According to Comrie, HUD found that modifications of mortgages were rare if they were auctioned. Of 113,000 mortgages auctioned off, only 7 percent of those received a modification that might help homeowners stay in their homes. MFY Legal Services assisted the homeowners in filing the suit, and staff attorney Linda Jun said people were being kept in the dark about the state of their mortgages.
“An FHA mortgage comes with benefits that homeowners pay for as part of their monthly premium,” Jun said. “By not informing homeowners that their mortgages are to be sold and their benefits terminated, HUD denies these homeowners their due process rights to object and to intervene to stop the sale. It’s frustrating for us and disastrous for the homeowner.”

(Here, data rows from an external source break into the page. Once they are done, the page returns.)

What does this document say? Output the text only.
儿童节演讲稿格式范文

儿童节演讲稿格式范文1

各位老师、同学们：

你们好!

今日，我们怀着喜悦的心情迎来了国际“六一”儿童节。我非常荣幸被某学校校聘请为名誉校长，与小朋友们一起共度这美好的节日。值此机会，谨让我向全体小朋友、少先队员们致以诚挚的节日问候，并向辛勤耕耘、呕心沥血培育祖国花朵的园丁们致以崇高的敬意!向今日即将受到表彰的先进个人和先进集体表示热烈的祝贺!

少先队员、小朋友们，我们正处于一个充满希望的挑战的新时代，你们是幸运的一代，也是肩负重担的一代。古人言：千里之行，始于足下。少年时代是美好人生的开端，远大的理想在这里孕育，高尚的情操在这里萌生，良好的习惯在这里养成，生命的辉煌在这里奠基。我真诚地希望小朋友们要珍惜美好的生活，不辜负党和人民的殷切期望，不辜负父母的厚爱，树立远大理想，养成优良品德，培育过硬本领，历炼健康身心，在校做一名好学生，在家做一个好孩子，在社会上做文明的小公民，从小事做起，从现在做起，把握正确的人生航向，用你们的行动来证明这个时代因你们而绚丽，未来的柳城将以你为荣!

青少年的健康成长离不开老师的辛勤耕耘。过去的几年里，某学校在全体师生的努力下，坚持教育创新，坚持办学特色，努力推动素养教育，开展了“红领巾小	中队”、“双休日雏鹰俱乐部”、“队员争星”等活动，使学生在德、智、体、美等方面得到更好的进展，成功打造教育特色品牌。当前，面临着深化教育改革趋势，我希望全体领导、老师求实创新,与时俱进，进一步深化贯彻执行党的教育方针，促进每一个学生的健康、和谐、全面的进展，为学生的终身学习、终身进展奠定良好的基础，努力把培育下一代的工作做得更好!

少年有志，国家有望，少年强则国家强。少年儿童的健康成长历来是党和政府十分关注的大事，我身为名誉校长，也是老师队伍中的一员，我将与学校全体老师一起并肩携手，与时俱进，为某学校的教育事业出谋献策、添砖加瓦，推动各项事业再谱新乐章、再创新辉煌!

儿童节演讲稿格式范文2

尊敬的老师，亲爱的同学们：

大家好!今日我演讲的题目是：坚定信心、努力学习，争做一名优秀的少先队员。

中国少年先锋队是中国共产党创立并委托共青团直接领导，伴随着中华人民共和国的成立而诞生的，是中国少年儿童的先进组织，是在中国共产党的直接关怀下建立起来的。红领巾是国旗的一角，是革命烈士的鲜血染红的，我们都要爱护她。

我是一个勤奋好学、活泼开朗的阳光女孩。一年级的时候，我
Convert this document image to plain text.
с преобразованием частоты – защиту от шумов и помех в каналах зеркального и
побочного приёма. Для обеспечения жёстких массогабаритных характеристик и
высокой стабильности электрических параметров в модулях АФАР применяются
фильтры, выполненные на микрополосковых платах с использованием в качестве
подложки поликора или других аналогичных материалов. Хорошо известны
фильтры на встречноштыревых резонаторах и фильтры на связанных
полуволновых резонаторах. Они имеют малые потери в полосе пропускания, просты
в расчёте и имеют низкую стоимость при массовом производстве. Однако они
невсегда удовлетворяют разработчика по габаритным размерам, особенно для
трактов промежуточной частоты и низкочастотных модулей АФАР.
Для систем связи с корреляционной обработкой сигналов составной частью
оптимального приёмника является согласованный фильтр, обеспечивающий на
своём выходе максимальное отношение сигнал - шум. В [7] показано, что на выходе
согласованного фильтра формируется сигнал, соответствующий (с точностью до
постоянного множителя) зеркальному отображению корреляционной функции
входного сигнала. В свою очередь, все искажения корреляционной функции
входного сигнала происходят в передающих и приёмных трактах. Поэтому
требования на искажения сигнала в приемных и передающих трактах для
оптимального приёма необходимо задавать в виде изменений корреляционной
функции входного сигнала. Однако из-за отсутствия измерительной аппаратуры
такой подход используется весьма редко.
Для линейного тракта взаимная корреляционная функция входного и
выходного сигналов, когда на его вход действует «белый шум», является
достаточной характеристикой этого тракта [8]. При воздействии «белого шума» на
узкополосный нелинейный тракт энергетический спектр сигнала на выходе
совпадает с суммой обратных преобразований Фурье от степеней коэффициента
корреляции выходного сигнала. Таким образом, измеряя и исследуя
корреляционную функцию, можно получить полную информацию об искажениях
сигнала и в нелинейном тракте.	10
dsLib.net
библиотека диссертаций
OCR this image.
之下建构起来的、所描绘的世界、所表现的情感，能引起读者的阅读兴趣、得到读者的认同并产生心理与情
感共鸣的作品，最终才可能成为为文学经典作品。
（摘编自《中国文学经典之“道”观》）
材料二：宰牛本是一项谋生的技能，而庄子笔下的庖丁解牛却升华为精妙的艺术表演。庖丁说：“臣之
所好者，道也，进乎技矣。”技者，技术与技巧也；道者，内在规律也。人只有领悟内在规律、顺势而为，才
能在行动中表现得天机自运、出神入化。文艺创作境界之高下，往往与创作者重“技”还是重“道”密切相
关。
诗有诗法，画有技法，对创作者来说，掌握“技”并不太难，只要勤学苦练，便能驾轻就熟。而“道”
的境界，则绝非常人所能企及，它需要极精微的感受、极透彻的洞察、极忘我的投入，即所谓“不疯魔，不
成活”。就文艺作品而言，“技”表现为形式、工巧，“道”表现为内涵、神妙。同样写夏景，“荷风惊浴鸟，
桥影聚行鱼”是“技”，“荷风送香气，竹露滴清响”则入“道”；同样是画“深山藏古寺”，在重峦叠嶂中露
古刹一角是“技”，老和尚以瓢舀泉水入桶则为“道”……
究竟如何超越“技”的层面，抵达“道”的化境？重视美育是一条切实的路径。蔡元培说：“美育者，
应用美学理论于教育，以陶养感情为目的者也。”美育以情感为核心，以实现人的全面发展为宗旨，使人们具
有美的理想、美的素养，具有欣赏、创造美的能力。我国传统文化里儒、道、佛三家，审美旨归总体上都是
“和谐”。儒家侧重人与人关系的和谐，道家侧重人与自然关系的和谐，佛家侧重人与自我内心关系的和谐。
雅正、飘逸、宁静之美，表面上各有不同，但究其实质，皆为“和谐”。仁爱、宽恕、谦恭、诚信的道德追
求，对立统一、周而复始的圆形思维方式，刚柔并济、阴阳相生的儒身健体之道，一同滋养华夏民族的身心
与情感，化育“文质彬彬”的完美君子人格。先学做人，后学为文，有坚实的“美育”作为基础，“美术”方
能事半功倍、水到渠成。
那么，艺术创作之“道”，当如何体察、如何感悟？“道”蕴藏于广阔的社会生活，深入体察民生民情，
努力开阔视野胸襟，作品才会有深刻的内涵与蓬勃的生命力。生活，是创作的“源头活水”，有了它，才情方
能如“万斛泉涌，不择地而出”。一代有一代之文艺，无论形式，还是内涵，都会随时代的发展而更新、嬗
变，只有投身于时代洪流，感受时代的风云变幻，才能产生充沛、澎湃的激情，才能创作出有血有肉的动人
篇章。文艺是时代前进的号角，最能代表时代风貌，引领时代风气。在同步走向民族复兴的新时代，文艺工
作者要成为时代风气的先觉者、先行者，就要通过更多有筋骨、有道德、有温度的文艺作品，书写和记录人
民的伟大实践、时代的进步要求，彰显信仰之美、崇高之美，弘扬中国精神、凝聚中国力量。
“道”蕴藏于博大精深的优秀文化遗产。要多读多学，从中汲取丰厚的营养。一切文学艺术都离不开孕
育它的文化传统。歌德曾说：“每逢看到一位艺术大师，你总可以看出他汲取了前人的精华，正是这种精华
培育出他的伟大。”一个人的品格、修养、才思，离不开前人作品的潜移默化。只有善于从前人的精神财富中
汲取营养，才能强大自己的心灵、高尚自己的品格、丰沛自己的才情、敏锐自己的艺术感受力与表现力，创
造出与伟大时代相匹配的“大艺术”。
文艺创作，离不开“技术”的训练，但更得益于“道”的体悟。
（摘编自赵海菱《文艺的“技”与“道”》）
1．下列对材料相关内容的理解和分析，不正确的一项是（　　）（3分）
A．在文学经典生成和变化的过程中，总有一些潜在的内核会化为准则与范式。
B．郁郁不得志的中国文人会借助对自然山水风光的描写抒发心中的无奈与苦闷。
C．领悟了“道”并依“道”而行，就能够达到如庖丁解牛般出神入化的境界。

The suit was filed against HUD and HUD Secretary Julian Castro, FHA Commissioner Edward Golding, and Caliber Home Loans, which is a subsidiary of the private equity firm Lone Star Funds.
Officials noted that black homeowners in southeast Queens were particularly hard hit by the mortgage note auctions. Between 2012 and 2014, about 25 percent of HUD’s note sales in New York City were in southeast Queens. Among sales in predominantly African-American neighborhoods, 41 percent were located in southeast Queens.
“These hedge funds are doing just fine on their own, while our hardworking New Yorkers have been getting misinformed when they need help to stay in their homes,” Councilman Donovan Richards (D-Arverne) said. “Enough is enough. We have seen too many homes in Southeast Queens remain vacant and abandoned, allowing for blight and criminal activity to burden our communities.”